Ah yes, agree with both comments and my thinking also. Now how do we translate to our actual food plots? No till in some form of course the first step, but should we mow more frequently? Run across plots with our atvs and tractors at random using that trampling of unwanted grasses and weeds much as Gallow does with his cattle and their thousands of pounds of hoof power? Thus eliminating much of the need for chemical control? Would our plots be then even more productive?
Yes, we can probably draw some basic and general inferences to all of this, but we also have to be careful, because there are also some specific attributes to specific plants that we want to grow in our plots where we would have a hard time applying many of these principals.
For instance, I've never seen wild chicory on my place, and I really want to grow chicory. Even if I did have wild chicory, it wouldn't have the attributes that I desire most in chicory. So, what I plant will suit me (and the deer) for my food plotting purposes, but everything we have noted relative to the ecotype clover will not apply to chicory. The same will be true in other plants we may desire (such as your alfalfa, dogghr).
Very few plants will take mowing like clover (as can be attested by folks who mow yards), The relentless tramping of herds of mammalian herbivores may interrupt and even modify the successional chain, but it may not make the changes that are conducive to our goals and desires.
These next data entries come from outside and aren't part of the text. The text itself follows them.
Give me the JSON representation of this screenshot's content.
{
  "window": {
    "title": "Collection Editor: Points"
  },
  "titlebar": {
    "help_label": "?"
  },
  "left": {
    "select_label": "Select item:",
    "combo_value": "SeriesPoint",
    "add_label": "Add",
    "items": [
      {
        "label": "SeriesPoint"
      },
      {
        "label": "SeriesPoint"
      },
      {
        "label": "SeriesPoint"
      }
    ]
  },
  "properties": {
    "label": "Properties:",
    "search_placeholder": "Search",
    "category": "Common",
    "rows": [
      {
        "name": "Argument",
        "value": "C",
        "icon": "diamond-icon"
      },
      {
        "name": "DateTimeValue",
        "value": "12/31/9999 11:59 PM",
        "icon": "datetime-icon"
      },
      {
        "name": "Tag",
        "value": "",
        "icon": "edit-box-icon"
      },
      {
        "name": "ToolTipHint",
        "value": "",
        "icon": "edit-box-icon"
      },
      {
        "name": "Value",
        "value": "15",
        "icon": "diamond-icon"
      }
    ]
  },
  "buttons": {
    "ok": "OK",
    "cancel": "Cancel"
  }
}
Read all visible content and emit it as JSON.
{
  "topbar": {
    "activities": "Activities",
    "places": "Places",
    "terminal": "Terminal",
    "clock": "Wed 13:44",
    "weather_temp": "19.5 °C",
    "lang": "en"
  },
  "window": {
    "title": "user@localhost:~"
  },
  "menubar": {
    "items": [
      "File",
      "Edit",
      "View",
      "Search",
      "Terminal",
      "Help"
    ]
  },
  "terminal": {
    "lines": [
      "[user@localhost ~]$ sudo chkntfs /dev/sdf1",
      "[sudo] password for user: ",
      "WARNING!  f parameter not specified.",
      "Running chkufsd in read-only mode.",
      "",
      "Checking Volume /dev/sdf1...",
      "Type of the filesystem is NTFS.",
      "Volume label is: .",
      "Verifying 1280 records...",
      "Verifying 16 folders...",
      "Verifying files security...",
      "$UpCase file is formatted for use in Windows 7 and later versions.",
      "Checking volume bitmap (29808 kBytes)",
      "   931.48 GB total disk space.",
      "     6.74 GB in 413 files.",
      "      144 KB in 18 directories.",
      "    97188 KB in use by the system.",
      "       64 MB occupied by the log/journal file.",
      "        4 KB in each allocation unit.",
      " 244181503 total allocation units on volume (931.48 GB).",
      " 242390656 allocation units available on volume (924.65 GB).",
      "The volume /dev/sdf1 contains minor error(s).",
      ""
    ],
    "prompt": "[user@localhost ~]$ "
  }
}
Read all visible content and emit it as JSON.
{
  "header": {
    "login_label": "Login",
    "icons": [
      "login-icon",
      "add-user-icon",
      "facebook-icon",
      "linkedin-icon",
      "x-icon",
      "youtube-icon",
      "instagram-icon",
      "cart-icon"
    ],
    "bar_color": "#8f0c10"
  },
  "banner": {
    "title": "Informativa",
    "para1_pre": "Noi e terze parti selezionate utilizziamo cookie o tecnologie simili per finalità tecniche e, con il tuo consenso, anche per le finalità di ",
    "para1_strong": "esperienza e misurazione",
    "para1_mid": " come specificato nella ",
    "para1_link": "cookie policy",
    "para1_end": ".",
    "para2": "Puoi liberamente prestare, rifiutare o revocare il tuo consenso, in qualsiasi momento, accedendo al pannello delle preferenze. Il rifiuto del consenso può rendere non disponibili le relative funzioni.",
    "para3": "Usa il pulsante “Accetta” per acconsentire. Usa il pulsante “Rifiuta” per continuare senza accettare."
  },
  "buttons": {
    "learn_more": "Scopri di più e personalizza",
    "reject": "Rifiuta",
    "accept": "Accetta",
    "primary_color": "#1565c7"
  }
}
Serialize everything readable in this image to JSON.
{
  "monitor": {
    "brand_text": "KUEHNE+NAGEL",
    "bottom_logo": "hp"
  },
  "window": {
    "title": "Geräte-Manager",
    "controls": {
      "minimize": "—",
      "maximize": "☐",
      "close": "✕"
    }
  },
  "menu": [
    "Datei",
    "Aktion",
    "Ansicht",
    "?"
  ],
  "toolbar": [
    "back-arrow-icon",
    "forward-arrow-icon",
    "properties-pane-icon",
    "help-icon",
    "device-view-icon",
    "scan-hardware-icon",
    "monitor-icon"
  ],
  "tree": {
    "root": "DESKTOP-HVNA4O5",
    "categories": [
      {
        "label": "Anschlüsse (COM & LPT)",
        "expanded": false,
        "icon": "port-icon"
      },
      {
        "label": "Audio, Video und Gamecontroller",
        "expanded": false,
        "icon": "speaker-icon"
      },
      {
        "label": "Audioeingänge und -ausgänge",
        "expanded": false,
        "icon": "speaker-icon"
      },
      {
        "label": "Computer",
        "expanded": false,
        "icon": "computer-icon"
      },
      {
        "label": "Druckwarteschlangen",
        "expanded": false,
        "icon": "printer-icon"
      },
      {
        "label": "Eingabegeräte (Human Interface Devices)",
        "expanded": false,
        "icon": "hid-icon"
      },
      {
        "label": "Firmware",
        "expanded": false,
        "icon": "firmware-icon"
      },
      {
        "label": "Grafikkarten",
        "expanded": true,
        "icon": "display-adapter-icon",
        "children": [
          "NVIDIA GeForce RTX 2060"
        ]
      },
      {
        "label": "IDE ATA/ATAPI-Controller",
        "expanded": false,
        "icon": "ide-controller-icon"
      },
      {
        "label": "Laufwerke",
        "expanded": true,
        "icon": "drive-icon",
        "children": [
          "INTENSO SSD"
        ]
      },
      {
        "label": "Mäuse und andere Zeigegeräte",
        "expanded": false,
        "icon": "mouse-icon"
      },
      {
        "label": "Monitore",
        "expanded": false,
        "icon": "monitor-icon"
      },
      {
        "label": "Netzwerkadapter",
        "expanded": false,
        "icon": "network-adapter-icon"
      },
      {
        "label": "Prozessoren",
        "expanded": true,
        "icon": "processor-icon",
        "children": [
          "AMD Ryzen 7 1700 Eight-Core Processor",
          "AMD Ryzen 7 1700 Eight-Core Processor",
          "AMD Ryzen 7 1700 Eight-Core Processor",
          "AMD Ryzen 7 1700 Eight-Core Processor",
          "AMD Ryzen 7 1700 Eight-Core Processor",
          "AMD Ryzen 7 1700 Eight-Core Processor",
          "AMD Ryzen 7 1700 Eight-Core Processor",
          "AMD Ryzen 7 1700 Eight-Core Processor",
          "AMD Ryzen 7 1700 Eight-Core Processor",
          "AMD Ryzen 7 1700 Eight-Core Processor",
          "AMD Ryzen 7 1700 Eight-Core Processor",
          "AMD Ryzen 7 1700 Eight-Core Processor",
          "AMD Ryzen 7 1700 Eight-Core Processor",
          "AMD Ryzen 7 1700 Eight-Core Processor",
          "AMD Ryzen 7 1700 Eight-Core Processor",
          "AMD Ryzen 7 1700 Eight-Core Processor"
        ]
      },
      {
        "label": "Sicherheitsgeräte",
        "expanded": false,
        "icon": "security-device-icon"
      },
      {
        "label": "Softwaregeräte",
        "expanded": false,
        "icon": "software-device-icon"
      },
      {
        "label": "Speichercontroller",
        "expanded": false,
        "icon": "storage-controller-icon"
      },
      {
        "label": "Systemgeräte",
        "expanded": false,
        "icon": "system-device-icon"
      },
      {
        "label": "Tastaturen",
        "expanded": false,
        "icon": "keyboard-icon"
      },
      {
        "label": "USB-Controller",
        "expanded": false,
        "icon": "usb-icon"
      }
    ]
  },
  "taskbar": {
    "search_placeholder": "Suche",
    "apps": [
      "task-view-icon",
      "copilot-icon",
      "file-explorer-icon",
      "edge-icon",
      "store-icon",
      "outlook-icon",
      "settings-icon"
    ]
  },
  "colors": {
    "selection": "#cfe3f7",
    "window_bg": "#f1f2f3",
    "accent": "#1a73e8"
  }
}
We hear the old expression, "...one day at a time...." For me it becomes one habitat job at a time and doing my best to understand how nature can help (or hurt) my actions. And, sometimes it will be wise to modify the goal if that action makes nature a partner rather than a combatant.
It all depends on what you want, what you are willing to accept, how hard you are willing to work, and how much money you are willing to spend!